100 Years Ago in Spokane: Schools brace for postwar enrollment; Tickets selling out for scenic plane rides

With the war over, colleges and high schools were expecting big increases in enrollment.
“Many, who with the opening of the war left college and high school, are planning to take up their school work where they left off,” said the Spokane Daily Chronicle.
The Spokane school superintendent said he expected an increase of 400 students. The (now defunct) Spokane University expected enrollment to double to 400.
Whitworth College said registrations looked “very promising” and the Holy Names Academy also expected an increase.
Gonzaga University had been one of the few schools with healthy enrollment numbers in 1918 because it was a student training corps site. Yet it, too, was expecting high enrollment in 1919.

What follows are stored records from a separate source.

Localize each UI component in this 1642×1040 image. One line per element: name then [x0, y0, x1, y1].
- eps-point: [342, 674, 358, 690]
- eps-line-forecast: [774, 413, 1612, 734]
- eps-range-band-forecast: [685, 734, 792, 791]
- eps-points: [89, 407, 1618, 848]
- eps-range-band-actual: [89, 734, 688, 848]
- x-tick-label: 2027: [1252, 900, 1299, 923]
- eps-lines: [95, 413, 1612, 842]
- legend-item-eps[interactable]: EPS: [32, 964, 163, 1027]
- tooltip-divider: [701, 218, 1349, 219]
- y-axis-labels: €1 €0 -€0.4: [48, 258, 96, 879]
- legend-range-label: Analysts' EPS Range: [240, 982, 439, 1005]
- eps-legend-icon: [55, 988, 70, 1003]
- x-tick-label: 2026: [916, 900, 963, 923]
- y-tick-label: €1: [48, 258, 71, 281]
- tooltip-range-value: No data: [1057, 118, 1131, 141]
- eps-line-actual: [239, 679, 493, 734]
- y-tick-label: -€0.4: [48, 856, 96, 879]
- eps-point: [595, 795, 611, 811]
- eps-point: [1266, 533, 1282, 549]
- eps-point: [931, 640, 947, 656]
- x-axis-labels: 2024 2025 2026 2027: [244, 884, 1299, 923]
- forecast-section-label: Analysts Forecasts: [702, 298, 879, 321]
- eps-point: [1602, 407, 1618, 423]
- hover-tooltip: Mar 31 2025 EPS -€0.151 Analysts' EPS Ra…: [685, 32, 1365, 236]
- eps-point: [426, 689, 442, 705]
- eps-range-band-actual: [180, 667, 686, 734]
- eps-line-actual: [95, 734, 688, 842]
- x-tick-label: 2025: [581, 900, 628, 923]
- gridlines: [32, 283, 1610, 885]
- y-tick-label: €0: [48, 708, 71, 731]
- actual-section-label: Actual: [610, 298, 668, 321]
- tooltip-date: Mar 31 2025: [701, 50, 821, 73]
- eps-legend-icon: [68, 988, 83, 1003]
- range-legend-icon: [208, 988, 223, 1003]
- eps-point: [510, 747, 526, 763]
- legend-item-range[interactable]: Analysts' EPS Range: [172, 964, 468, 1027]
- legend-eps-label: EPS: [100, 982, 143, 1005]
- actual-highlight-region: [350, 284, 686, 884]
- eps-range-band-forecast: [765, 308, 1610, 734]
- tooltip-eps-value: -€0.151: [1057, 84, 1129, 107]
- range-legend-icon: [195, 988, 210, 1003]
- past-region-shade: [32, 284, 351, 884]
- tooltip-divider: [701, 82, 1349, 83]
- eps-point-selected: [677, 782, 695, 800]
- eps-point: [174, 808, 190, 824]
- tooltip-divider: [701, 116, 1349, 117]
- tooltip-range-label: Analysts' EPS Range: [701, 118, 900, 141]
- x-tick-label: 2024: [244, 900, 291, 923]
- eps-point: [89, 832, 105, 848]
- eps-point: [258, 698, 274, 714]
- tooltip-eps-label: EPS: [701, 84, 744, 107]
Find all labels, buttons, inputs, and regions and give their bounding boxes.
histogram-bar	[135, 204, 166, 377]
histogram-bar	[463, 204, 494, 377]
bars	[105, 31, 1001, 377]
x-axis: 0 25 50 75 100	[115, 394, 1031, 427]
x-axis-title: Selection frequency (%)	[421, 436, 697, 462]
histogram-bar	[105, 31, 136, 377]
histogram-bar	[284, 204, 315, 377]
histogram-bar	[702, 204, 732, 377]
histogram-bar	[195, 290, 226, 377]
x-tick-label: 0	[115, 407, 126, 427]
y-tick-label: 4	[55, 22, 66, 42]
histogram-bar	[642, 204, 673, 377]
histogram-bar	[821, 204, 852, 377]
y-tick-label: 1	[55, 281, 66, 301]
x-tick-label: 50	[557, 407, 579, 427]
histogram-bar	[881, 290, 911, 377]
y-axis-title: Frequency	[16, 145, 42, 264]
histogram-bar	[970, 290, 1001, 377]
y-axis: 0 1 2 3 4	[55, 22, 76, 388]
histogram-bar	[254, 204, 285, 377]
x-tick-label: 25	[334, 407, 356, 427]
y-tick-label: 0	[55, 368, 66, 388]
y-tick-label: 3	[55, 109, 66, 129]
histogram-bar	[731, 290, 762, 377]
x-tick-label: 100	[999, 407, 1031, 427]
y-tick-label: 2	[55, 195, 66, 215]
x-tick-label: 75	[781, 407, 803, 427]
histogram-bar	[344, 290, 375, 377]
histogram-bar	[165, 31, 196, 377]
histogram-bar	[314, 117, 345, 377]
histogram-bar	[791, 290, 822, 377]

“A number of Spokane young men and women are going east to school this fall, but the western colleges are receiving a larger percentage of Spokane people,” reported the Chronicle. Washington State College was drawing the largest crowd, followed by the University of Washington.
From the aviation beat: Joe Kennedy, a newsboy, discovered that he could make a higher profit in a new, modern industry. Joe was selling scenic airplane flight tickets at $10 a throw, in partnership with pilot T.W. “Tom” Symons. Joe sold 15 tickets in “one fell swoop” outside the Davenport Hotel, and was still going strong.
“Tell you about it later,” Joe said to a reporter. “Too busy now.”